A few questions from this unit, with the answer and a full explanation. The complete bank is available when you start practising.

  1. A pharmacy data entry computer is left unattended with a patient's complete prescription history visible on the screen. A waiting customer walks by and reads the patient's medication list. What HIPAA principles have been violated?

    • Only the prescriber's privacy rights were violated; patient medication histories are not protected health information
    • The minimum necessary standard (information was exposed beyond what was needed for any immediate task) and the pharmacy's physical safeguard obligations to protect PHI from incidental disclosure
      Correct answer
    • No HIPAA violation occurred because the patient information was not intentionally disclosed by staff
    • Only the Privacy Rule was violated, not the Security Rule, because no electronic transmission of data occurred
    Explanation

    This scenario involves two HIPAA issues: (1) the minimum necessary standard violation — no staff task required that the full patient history be visible on an unattended screen; and (2) a physical safeguard failure — the HIPAA Security Rule and Privacy Rule require pharmacies to implement physical safeguards (e.g., screen privacy filters, locking workstations when unattended) to prevent incidental PHI disclosure. An inadvertent disclosure is still a HIPAA issue even without intent. Key takeaway: Unattended screens displaying PHI violate HIPAA minimum necessary and physical safeguard requirements, even without intentional disclosure.

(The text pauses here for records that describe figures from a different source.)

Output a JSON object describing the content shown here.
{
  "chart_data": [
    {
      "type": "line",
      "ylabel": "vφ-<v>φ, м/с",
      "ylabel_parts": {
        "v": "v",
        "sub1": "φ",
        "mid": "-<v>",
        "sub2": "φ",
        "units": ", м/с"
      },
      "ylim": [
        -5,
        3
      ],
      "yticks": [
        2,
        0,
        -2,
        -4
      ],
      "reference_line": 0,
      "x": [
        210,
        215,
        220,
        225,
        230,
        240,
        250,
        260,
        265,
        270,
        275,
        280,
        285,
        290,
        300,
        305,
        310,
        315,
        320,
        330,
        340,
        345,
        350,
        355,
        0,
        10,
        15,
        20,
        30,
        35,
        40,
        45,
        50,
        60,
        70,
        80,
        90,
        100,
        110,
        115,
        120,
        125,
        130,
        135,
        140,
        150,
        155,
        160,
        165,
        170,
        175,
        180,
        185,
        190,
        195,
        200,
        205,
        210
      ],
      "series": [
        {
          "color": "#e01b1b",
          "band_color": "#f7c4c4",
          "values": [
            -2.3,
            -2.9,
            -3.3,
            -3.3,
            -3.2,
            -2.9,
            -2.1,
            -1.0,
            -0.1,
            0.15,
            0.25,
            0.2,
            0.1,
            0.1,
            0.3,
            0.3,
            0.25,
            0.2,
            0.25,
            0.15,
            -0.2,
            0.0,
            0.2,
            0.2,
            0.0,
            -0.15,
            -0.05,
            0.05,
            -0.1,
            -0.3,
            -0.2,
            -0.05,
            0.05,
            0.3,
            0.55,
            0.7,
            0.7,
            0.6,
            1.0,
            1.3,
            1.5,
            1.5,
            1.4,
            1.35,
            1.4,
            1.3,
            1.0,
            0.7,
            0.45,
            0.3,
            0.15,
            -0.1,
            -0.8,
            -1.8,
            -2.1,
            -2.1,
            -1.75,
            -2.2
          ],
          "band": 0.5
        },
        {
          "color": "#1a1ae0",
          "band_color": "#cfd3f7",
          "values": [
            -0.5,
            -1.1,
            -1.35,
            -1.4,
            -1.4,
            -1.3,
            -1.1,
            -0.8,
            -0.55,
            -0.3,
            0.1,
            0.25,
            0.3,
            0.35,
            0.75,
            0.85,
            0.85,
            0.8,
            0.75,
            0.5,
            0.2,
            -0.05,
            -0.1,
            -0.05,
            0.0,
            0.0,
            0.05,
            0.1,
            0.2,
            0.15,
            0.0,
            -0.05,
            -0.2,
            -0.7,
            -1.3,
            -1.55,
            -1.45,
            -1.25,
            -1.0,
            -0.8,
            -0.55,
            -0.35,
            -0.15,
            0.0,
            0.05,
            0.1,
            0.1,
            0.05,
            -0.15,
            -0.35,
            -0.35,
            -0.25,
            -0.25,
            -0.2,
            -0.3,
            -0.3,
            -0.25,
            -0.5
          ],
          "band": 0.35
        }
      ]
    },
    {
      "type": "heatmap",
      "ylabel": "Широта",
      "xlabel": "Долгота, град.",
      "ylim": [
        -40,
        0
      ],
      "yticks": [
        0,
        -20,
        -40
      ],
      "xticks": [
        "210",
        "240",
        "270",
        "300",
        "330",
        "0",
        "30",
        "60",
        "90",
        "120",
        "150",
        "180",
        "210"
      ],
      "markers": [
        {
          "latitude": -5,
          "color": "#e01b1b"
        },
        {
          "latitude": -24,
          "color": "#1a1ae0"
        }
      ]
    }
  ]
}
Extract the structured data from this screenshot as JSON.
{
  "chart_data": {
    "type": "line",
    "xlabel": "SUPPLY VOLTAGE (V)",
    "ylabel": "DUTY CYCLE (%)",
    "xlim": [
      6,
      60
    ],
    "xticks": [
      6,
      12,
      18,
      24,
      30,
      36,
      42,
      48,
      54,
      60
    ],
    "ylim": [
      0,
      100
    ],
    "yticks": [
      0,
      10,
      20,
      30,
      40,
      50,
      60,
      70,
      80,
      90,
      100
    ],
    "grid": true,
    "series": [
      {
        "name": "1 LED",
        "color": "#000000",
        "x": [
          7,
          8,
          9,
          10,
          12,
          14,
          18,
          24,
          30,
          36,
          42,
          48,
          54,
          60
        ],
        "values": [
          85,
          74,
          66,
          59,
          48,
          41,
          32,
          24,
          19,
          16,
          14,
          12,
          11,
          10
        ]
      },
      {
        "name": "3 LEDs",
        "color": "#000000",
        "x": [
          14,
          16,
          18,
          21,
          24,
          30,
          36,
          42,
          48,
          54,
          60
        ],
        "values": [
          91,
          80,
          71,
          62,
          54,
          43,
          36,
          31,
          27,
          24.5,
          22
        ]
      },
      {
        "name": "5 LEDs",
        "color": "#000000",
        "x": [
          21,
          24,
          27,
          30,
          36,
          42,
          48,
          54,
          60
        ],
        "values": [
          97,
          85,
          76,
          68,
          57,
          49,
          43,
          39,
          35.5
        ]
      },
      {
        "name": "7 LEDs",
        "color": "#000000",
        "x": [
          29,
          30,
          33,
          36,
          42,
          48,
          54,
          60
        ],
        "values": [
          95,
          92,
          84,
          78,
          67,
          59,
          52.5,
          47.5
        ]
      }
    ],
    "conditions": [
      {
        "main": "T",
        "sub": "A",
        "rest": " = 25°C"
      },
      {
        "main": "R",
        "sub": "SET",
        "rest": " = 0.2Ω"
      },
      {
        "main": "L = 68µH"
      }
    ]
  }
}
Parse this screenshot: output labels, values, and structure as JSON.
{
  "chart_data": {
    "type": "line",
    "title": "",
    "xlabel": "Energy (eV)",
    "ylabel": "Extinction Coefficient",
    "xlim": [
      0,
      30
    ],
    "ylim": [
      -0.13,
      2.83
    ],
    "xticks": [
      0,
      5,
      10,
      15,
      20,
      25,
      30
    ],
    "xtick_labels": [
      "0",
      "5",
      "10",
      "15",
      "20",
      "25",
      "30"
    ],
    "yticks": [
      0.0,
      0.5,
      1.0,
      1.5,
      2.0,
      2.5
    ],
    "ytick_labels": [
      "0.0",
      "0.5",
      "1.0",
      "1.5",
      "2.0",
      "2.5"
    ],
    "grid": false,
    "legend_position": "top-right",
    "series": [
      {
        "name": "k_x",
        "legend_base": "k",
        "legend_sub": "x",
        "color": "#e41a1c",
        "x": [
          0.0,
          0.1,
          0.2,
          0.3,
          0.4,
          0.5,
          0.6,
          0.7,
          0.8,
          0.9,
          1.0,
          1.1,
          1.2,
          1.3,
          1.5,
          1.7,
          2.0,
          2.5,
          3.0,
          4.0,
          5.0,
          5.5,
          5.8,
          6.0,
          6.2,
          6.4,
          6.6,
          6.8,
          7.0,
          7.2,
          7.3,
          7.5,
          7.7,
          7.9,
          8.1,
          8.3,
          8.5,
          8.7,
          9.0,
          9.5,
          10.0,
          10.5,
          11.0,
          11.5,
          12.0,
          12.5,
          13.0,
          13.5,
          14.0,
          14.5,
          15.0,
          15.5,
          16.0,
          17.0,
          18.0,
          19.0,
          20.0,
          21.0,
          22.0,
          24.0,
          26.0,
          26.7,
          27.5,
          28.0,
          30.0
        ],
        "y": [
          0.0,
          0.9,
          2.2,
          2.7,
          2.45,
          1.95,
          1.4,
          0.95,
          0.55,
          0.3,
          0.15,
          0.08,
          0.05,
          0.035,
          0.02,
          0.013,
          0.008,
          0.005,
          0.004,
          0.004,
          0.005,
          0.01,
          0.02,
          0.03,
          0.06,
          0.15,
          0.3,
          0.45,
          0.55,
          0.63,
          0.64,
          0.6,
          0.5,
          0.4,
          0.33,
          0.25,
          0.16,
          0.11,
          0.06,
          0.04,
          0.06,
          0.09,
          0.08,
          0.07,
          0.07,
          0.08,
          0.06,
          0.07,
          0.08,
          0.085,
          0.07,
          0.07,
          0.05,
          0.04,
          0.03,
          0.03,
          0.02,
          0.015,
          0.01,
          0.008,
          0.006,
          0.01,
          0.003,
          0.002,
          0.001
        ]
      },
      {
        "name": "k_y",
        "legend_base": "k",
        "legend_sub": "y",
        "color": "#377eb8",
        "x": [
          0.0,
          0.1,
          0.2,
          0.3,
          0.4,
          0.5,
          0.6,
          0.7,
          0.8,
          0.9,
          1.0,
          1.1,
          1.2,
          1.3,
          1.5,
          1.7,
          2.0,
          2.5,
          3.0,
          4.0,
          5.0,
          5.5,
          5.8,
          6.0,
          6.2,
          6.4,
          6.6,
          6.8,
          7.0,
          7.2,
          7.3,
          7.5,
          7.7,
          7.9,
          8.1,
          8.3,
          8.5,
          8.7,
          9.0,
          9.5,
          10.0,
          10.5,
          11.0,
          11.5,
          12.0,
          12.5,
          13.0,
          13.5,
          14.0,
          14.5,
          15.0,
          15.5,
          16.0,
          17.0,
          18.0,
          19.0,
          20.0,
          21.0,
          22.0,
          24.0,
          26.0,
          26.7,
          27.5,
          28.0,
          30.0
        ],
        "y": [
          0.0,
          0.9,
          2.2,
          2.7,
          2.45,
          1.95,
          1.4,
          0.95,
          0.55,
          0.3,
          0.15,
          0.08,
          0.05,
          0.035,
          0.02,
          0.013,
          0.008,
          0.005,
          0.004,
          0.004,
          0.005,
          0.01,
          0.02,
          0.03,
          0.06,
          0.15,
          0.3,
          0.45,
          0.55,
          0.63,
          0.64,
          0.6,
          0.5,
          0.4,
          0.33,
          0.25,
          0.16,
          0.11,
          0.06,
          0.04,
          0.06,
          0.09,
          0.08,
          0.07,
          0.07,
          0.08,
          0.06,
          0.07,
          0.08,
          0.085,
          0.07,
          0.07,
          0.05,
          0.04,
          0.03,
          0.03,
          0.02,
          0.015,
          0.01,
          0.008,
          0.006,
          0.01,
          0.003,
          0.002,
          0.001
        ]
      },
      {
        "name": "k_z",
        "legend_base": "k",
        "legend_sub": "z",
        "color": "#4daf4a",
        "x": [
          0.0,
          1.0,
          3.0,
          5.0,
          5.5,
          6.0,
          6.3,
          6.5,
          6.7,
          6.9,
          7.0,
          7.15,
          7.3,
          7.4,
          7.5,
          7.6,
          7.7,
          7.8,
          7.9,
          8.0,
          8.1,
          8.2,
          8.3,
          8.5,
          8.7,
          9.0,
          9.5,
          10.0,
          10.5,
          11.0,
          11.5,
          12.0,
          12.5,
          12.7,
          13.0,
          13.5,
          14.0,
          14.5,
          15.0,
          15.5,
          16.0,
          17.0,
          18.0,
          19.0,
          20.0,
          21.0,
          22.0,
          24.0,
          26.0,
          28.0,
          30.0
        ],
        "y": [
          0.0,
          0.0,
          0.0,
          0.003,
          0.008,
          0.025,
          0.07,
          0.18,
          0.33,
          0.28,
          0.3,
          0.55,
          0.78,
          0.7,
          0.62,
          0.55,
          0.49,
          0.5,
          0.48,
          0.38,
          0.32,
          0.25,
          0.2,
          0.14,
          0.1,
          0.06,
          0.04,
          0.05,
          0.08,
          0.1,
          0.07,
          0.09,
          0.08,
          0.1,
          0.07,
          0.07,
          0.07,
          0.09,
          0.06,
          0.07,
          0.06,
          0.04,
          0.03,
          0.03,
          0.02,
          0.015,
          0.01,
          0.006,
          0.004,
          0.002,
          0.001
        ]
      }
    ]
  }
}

  2. A pharmacy technician enters a prescription and notices a DUR alert for a major drug-drug interaction involving warfarin and a newly prescribed NSAID. The pharmacist is on a lunch break. What is the correct action?

    • Dismiss the alert and proceed with filling the prescription, noting it in the patient's profile for the pharmacist to review later
    • Override the alert and dispense the NSAID because the patient may be waiting and a major alert does not automatically mean the drug is harmful
    • Do not override or dismiss the alert; notify the pharmacist immediately and hold the prescription until the pharmacist returns to evaluate the alert
      Correct answer
    • Dispense the drug and leave a note for the pharmacist to counsel the patient about the interaction at pickup
    Explanation

    A major DDI alert for warfarin and an NSAID (increased bleeding risk) is a clinically significant finding requiring pharmacist evaluation before dispensing. The technician's correct action is to hold the prescription and promptly notify the pharmacist — not override the alert, not dismiss it, and not call the prescriber without the pharmacist's direction. A lunch break does not eliminate the pharmacist's responsibility; the technician should locate them or contact them by phone. Key takeaway: Major DUR alerts must never be overridden by technicians; the prescription should be held and the pharmacist notified immediately.

  3. A community pharmacy technician enters a new prescription for amoxicillin. The system alerts that the patient has a documented penicillin allergy. Who is responsible for evaluating and deciding how to handle this alert?

    • The technician can cancel the alert and proceed if the patient's allergy was entered more than one year ago
    • The patient should decide whether to proceed based on their own history with penicillin products
    • The pharmacist, because evaluating and acting on DUR clinical alerts requires clinical judgment that is beyond the scope of a pharmacy technician
      Correct answer
    • The technician can independently override the alert if the patient says they take penicillin drugs regularly
    Explanation

    DUR alerts — including drug-allergy interaction alerts — require clinical evaluation by the pharmacist. The technician's role is to flag the alert and notify the pharmacist, but evaluating whether the drug is safe given the allergy history requires clinical training and judgment. Technicians must not override DUR alerts independently. Key takeaway: Only pharmacists may evaluate and override DUR alerts; technicians flag alerts and refer them to the pharmacist.